= François Sevez =

French general

François Sevez (22 October 1891 – 29 February 1948) was a French general during World War II. Sevez was present at the German surrender in Reims, and signed the German Instrument of Surrender as the official witness.

==Military career==
At the end of the First World War Sevez had attained the rank of captain, and received the Légion d'honneur in 1918 after being wounded seven times.

During the early part of the Second World War, he fought in Belgium. Captured and held prisoner, he was repatriated in 1941 and was named the Chief of Staff to General Juin. He fought in the Tunisian campaign as a brigadier general in 1942, and took command of the 4th Moroccan Mountain Division in September 1943, participating in the Italian campaign as well as the liberation of Alsace in 1944. In October 1944, he joined General de Monsabert as a commander of the French Army reserve destined to occupy Germany.
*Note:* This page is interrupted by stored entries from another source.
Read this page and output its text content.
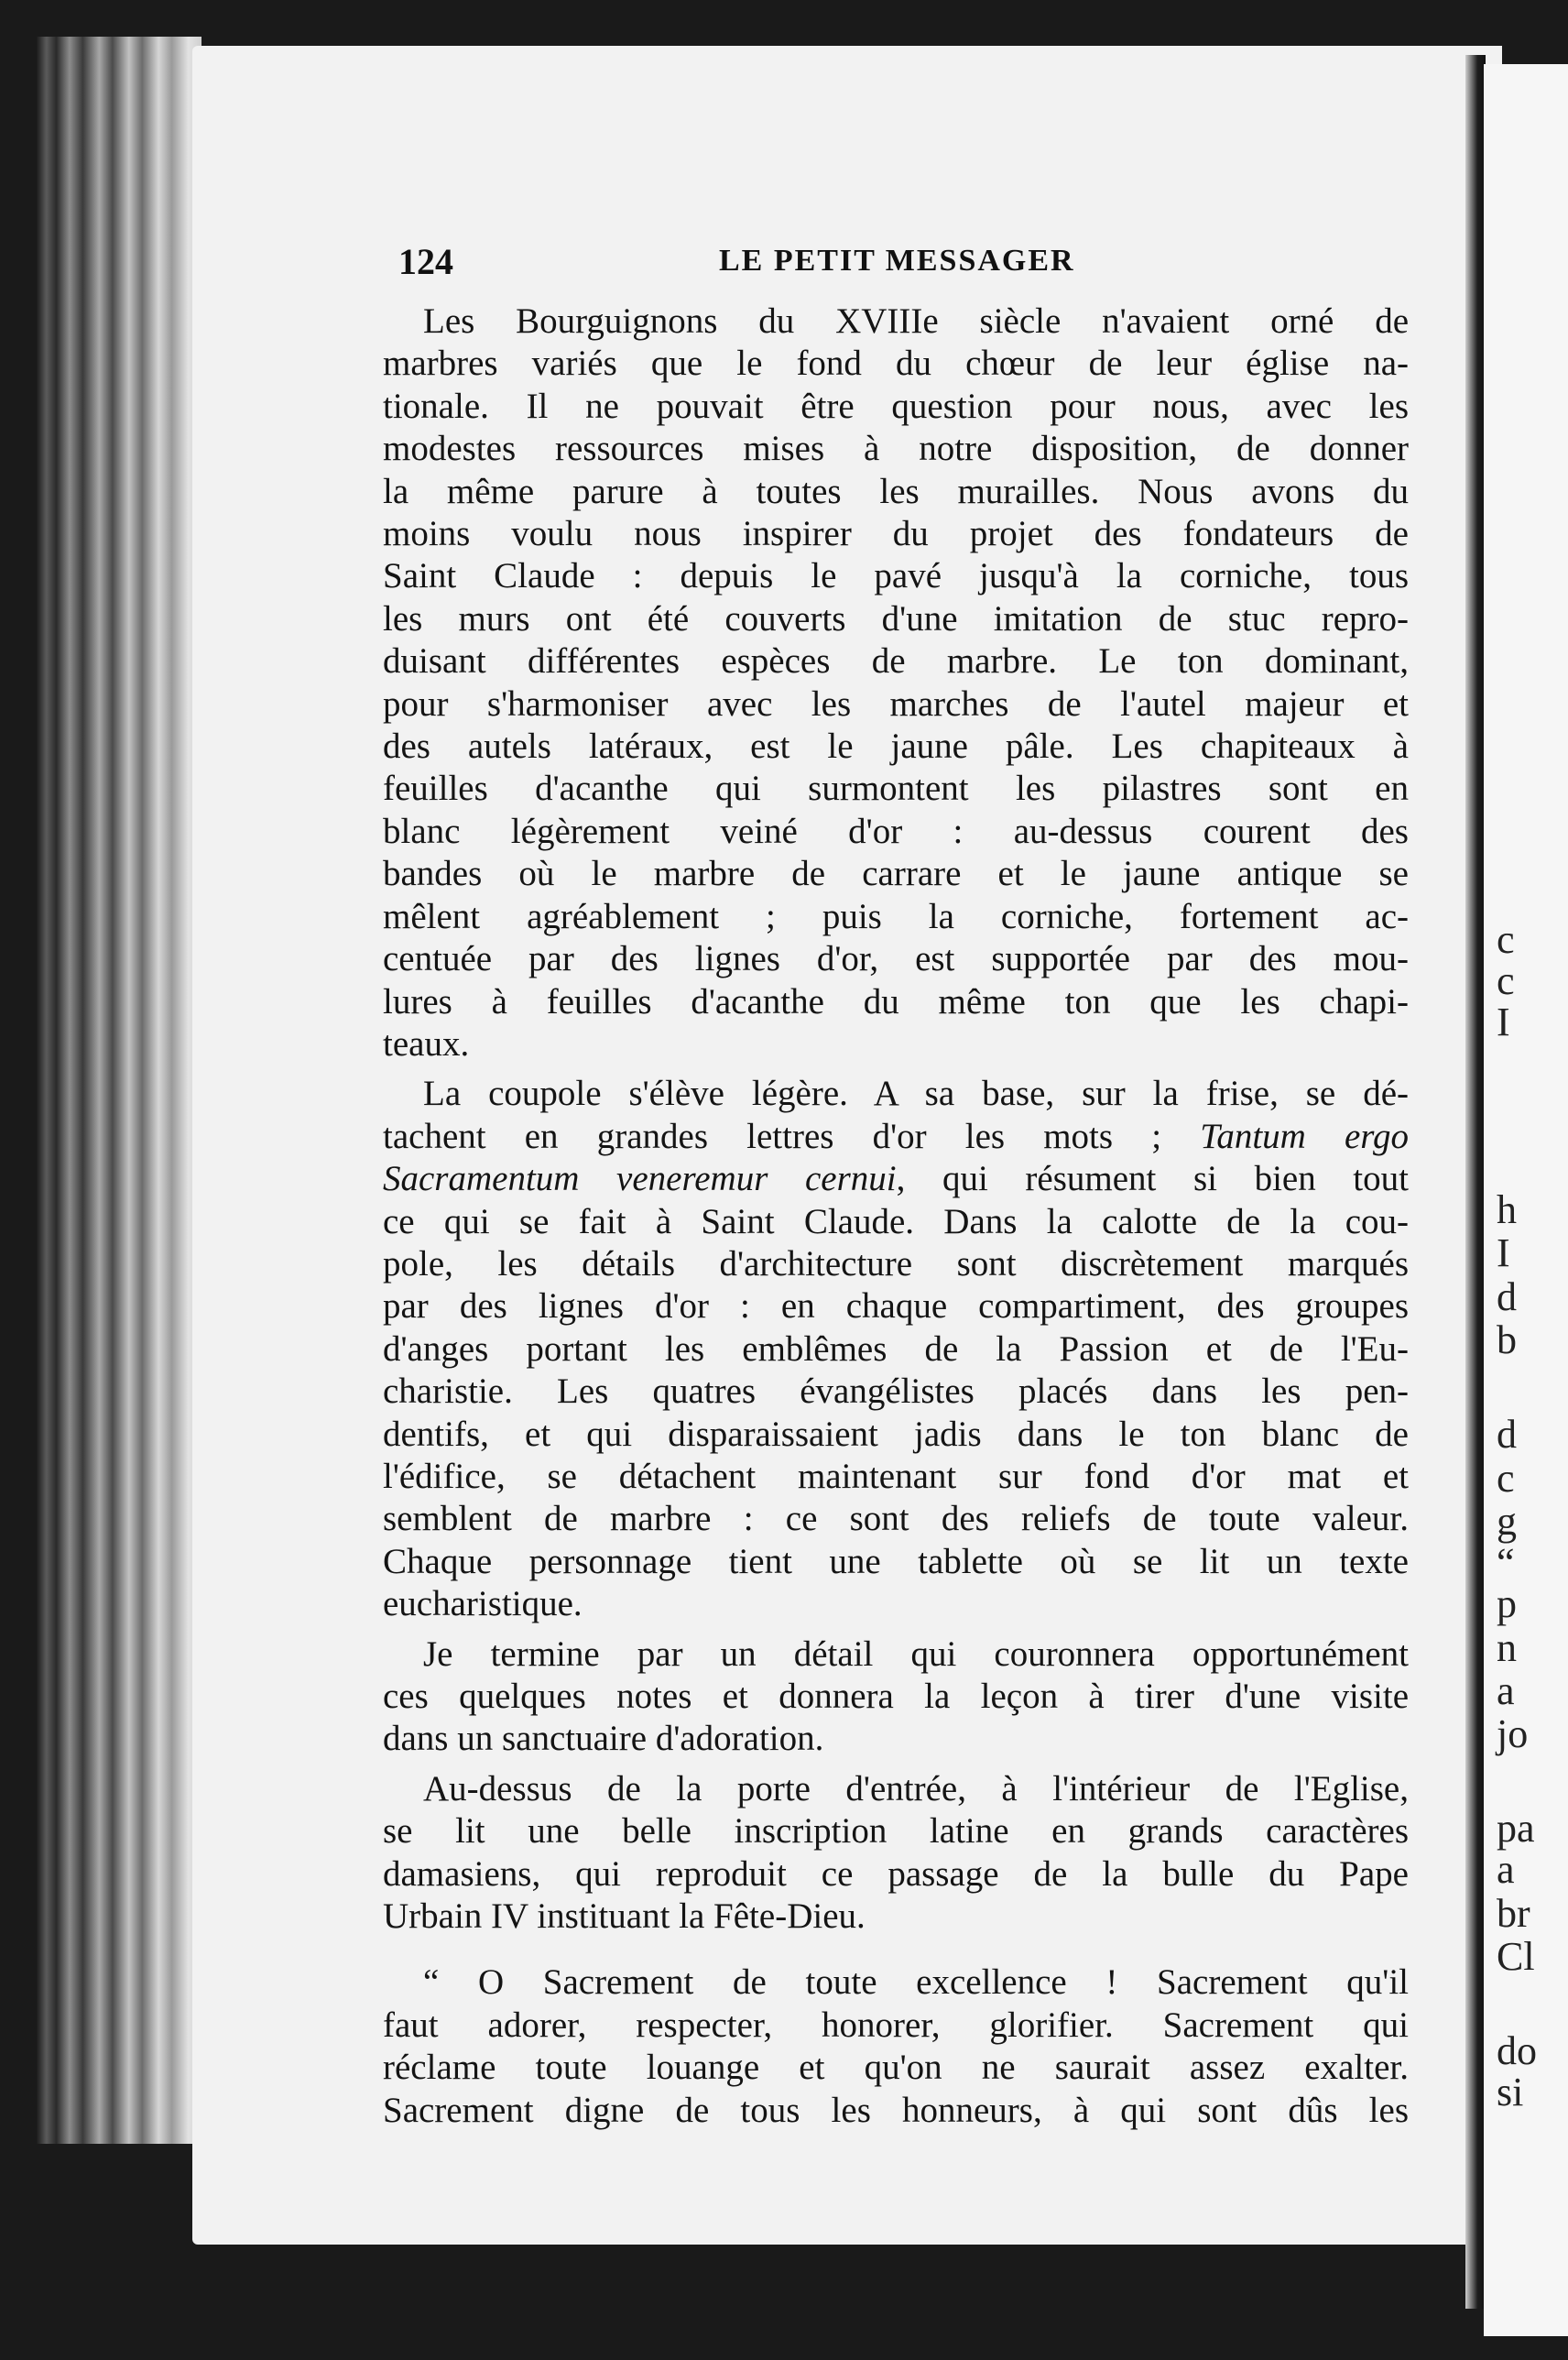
c
c
I
h
I
d
b
d
c
g
“
p
n
a
jo
pa
a
br
Cl
do
si
124	LE PETIT MESSAGER
Les Bourguignons du XVIIIe siècle n'avaient orné de
marbres variés que le fond du chœur de leur église na-
tionale. Il ne pouvait être question pour nous, avec les
modestes ressources mises à notre disposition, de donner
la même parure à toutes les murailles. Nous avons du
moins voulu nous inspirer du projet des fondateurs de
Saint Claude : depuis le pavé jusqu'à la corniche, tous
les murs ont été couverts d'une imitation de stuc repro-
duisant différentes espèces de marbre. Le ton dominant,
pour s'harmoniser avec les marches de l'autel majeur et
des autels latéraux, est le jaune pâle. Les chapiteaux à
feuilles d'acanthe qui surmontent les pilastres sont en
blanc légèrement veiné d'or : au-dessus courent des
bandes où le marbre de carrare et le jaune antique se
mêlent agréablement ; puis la corniche, fortement ac-
centuée par des lignes d'or, est supportée par des mou-
lures à feuilles d'acanthe du même ton que les chapi-
teaux.
La coupole s'élève légère. A sa base, sur la frise, se dé-
tachent en grandes lettres d'or les mots ; Tantum ergo
Sacramentum veneremur cernui, qui résument si bien tout
ce qui se fait à Saint Claude. Dans la calotte de la cou-
pole, les détails d'architecture sont discrètement marqués
par des lignes d'or : en chaque compartiment, des groupes
d'anges portant les emblêmes de la Passion et de l'Eu-
charistie. Les quatres évangélistes placés dans les pen-
dentifs, et qui disparaissaient jadis dans le ton blanc de
l'édifice, se détachent maintenant sur fond d'or mat et
semblent de marbre : ce sont des reliefs de toute valeur.
Chaque personnage tient une tablette où se lit un texte
eucharistique.
Je termine par un détail qui couronnera opportunément
ces quelques notes et donnera la leçon à tirer d'une visite
dans un sanctuaire d'adoration.
Au-dessus de la porte d'entrée, à l'intérieur de l'Eglise,
se lit une belle inscription latine en grands caractères
damasiens, qui reproduit ce passage de la bulle du Pape
Urbain IV instituant la Fête-Dieu.
“ O Sacrement de toute excellence ! Sacrement qu'il
faut adorer, respecter, honorer, glorifier. Sacrement qui
réclame toute louange et qu'on ne saurait assez exalter.
Sacrement digne de tous les honneurs, à qui sont dûs les
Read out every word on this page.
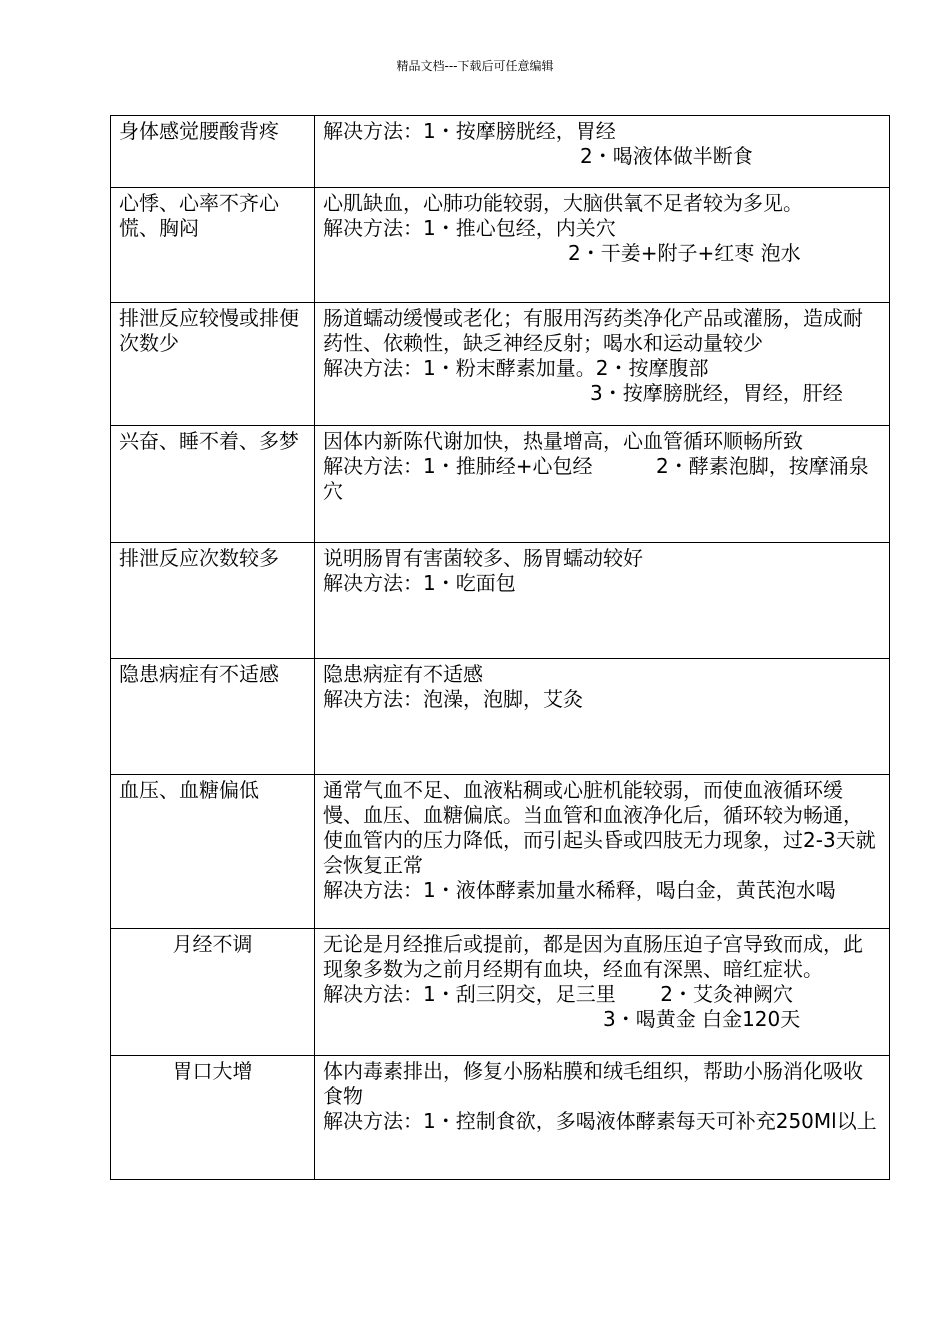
精品文档---下载后可任意编辑
身体感觉腰酸背疼	解决方法：1・按摩膀胱经，胃经
2・喝液体做半断食

心悸、心率不齐心慌、胸闷	心肌缺血，心肺功能较弱，大脑供氧不足者较为多见。
解决方法：1・推心包经，内关穴
2・干姜+附子+红枣 泡水

排泄反应较慢或排便次数少	肠道蠕动缓慢或老化；有服用泻药类净化产品或灌肠，造成耐药性、依赖性，缺乏神经反射；喝水和运动量较少
解决方法：1・粉末酵素加量。2・按摩腹部
3・按摩膀胱经，胃经，肝经

兴奋、睡不着、多梦	因体内新陈代谢加快，热量增高，心血管循环顺畅所致
解决方法：1・推肺经+心包经          2・酵素泡脚，按摩涌泉穴

排泄反应次数较多	说明肠胃有害菌较多、肠胃蠕动较好
解决方法：1・吃面包

隐患病症有不适感	隐患病症有不适感
解决方法：泡澡，泡脚，艾灸

血压、血糖偏低	通常气血不足、血液粘稠或心脏机能较弱，而使血液循环缓慢、血压、血糖偏底。当血管和血液净化后，循环较为畅通，使血管内的压力降低，而引起头昏或四肢无力现象，过2-3天就会恢复正常
解决方法：1・液体酵素加量水稀释，喝白金，黄芪泡水喝

月经不调	无论是月经推后或提前，都是因为直肠压迫子宫导致而成，此现象多数为之前月经期有血块，经血有深黑、暗红症状。
解决方法：1・刮三阴交，足三里       2・艾灸神阙穴
3・喝黄金 白金120天

胃口大增	体内毒素排出，修复小肠粘膜和绒毛组织，帮助小肠消化吸收食物
解决方法：1・控制食欲，多喝液体酵素每天可补充250Ml以上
In Reims, on 7 May 1945, acting in his capacity as deputy to General Alphonse Juin, he signed the German Instrument of Surrender as the official witness, in the presence of General Alfred Jodl and General Walter B. Smith, the chief of staff of U.S. General Dwight D. Eisenhower.

==Death==
Sevez died following a hunting accident near Offenburg, hit by another hunter's bullet that had ricocheted off the thick skin of a wild boar. He was buried temporarily in a chapel in Baden-Baden.